Les résultats montrent une très grande variabilité de cette efficience alimentaire nette, allant de 0,3 à 1,5 (les meilleures performances sont atteintes par les naisseurs-engraisseurs du Grand Est). Au-delà de cette variabilité, les participants ont souhaité utiliser ces résultats comme outil de communication en mettant en avant qu’il est possible pour l’élevage allaitant d’être producteur net de protéines.

Les promesses du digital pour les élevages et la filière

La présentation a fait un état des lieux sur les nouvelles technologies digitales et numériques pouvant être utilisées en élevage : bouclage électronique, bolus pour détecter les chaleurs, caméras thermiques pour détecter les situations d’hyperthermie...

Le débat a pointé le fait que le retour sur investissement de ces équipements est souvent médiocre en élevage allaitant. La course à l’investissement est loin d’être la solution aux problèmes d’élevage.

De plus, le débat a porté sur la propriété des données récoltées par ces instruments : les coopératives et opérateurs privés qui mettent en place ces outils et les logiciels associés sont susceptibles de vendre ces données.

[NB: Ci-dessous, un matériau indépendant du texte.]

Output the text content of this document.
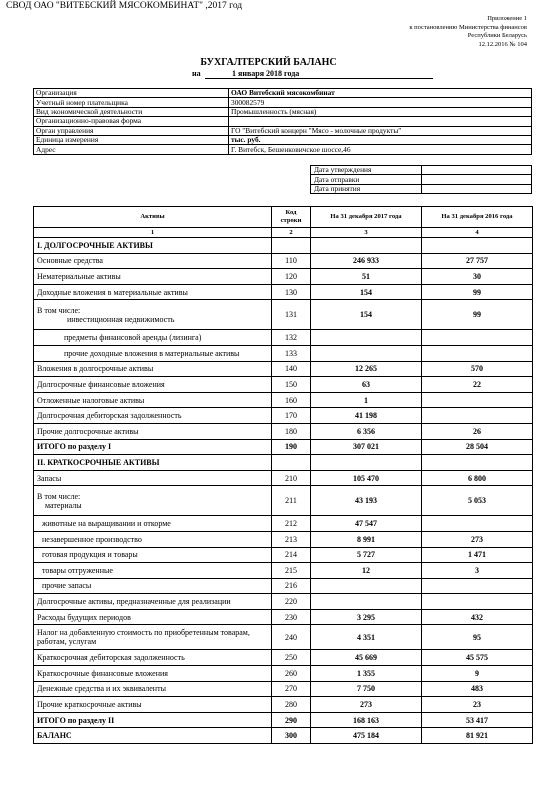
СВОД ОАО "ВИТЕБСКИЙ МЯСОКОМБИНАТ" ,2017 год
Приложение 1
к постановлению Министерства финансов
Республики Беларусь
12.12.2016 № 104
БУХГАЛТЕРСКИЙ БАЛАНС
на	1 января 2018 года
Организация	ОАО Витебский мясокомбинат
Учетный номер плательщика	300082579
Вид экономической деятельности	Промышленность (мясная)
Организационно-правовая форма	
Орган управления	ГО "Витебский концерн "Мясо - молочные продукты"
Единица измерения	тыс. руб.
Адрес	Г. Витебск, Бешенковичское шоссе,46
Дата утверждения	
Дата отправки	
Дата принятия	
Активы	Код строки	На 31 декабря 2017 года	На 31 декабря 2016 года
1	2	3	4
I. ДОЛГОСРОЧНЫЕ АКТИВЫ			
Основные средства	110	246 933	27 757
Нематериальные активы	120	51	30
Доходные вложения в материальные активы	130	154	99

В том числе:
инвестиционная недвижимость	131	154	99
предметы финансовой аренды (лизинга)	132		
прочие доходные вложения в материальные активы	133		
Вложения в долгосрочные активы	140	12 265	570
Долгосрочные финансовые вложения	150	63	22
Отложенные налоговые активы	160	1	
Долгосрочная дебиторская задолженность	170	41 198	
Прочие долгосрочные активы	180	6 356	26
ИТОГО по разделу I	190	307 021	28 504
II. КРАТКОСРОЧНЫЕ АКТИВЫ			
Запасы	210	105 470	6 800

В том числе:
материалы	211	43 193	5 053
животные на выращивании и откорме	212	47 547	
незавершенное производство	213	8 991	273
готовая продукция и товары	214	5 727	1 471
товары отгруженные	215	12	3
прочие запасы	216		
Долгосрочные активы, предназначенные для реализации	220		
Расходы будущих периодов	230	3 295	432
Налог на добавленную стоимость по приобретенным товарам, работам, услугам	240	4 351	95
Краткосрочная дебиторская задолженность	250	45 669	45 575
Краткосрочные финансовые вложения	260	1 355	9
Денежные средства и их эквиваленты	270	7 750	483
Прочие краткосрочные активы	280	273	23
ИТОГО по разделу II	290	168 163	53 417
БАЛАНС	300	475 184	81 921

La question est de savoir comment associer l’éleveur au partage de la valeur de données qu’il a lui-même fournies ?

Life Beef Carbon

On estime généralement que l’élevage « bovins viande » compte pour environ 5 % des émissions de gaz à effet de serre en France.

L’Europe finance le projet « Life Beef Carbon » qui vise à dresser un état des lieux précis de la contribution de l’élevage aux émissions de GES. Pour cela, 2000 fermes sont suivies dans 4 pays (Espagne, Irlande, France, Italie) pour identifier les sources d’émissions et dégager des leviers d’amélioration.

En moyenne, la production d’1 kg de viande vive émet 16,2 kg d’équivalent CO2, mais en stocke 5,6 kg. 56 % des émissions brutes sont liées à la fermentation entérique, 23 % à la gestion des effluents.

Le président de la FNB est intervenu pour dire qu’il faut transformer ces diagnostics en mesures politiques : alors que Bruxelles prépare un plan de réduction des émissions de GES en pointant la responsabilité de l’élevage, il faut d’après lui être force de propositions pour mettre en avant les systèmes herbagers.